The Valley Book Club chose this Norwegian thriller for its discussion in February, and I was so glad. I had always wanted to read one by this very popular author, and I was not disappointed. It was filled with suspense, cool characters (no pun intended), and a little gore thrown in for good measure. Love it!
Inspector Harry Hole is known for his stellar insights and knowledge of serial killers. (Note that this is the 7th Harry Hole mystery by Nesbo, but don't let that deter you from reading anywhere on the list. It was my first and didn't bother me a bit that I hadn't read others.)This new case began with a little boy discovering that his mother was not at home, and she had left without her pink scarf, an item she cherished. When police find the scarf wrapped around a snowman in the back yard, they discover the gruesome truth, and this calling card leads them to other murders. The last of which gets very personal for Harry.
If you like creepy, dark, and spell-binding, then Jo Nesbo and The Snowman are for you. You may want to go back and read all the Harry Hole mysteries. I know I do.
Thursday, December 26, 2013
The post-apocalyptic world in which Tris and Tobias must now live is one divided between the divided Chicago that they knew, where groups or factions were determined by one personality trait, and one they never knew existed. Those who showed proclivity for more than one trait were considered "divergent" and therefore dangerous - that is until now. Tris and Tobias find out that there is whole other world where the government watches the city, researching their lives as part of a huge "experiment" to see if people with "damaged genes" can eventually get back to their genetically ideal or divergent state. Divergence is the only good state to be in, according to this government which wants to abolish the factions altogether. While this seems liberating and just to Tris and Tobias and their rebel friends at first, the means by which genetic purity will be obtained is not so liberating. The labels for people are changed, but the outcomes and civil strife that result are just as damaging as the "experiment."
This is the complicated moral landscape that the characters in Roth's world must navigate. Real-life societal issues come into play when one talks about genetic purity, cleansing, war, and human experimentation. When does the end justify the means, etc.? All of this fascinating stuff is wrapped up in a band of very interesting young characters, Tris and Tobias's love story, and their ongoing family battles over power, love, and acceptance.
The intoxicating combination of these elements is what makes this series one of today's hottest tickets, soon to be a ticket at theaters everywhere. So before the first movie comes out in March, do yourself a favor and get lost in the Divergent world. Read the books. You won't be able to put them down until they're done.

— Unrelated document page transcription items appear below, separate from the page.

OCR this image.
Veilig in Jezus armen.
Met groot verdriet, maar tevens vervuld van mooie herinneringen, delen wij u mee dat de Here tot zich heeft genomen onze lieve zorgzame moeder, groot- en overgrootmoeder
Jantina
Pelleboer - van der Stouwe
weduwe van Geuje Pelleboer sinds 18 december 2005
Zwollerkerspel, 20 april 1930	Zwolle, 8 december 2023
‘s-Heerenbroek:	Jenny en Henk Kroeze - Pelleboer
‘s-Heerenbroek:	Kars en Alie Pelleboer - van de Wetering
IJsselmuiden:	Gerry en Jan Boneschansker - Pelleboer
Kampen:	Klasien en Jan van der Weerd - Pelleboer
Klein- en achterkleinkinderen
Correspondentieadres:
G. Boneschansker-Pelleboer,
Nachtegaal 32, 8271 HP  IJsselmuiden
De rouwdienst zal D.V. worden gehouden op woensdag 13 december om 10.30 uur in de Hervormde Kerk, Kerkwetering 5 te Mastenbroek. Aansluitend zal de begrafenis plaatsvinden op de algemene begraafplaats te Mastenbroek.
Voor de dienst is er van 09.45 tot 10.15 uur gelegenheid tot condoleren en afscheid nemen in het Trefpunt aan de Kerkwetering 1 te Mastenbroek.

When you say the term "law of attraction" to people, they immediately think of romance. But that is really not what the law is about at all. It is, simply put, a way to become a happier person by concentrating and visualizing, using positive thought as a means to draw more positive aspects into your life. If your life is full of negativity, people complaining, adversity, illness, or other struggles, then learning the law of attraction is for you. This book helped to reiterate all the practices and also gave them a deeper and more usable meaning in my life. It teaches that by visualizing and living as though your perfect life has already happened to you, those things can come into being. If you are a positive person, positive people, opportunities, and even wealth and properity will come to you.
So, some of you might say that these ideas are still "dumb self-help mumbo jumbo" but unless you try it, you won't see what it can do for you.If you can't do it, or it doesn't work, what have you lost?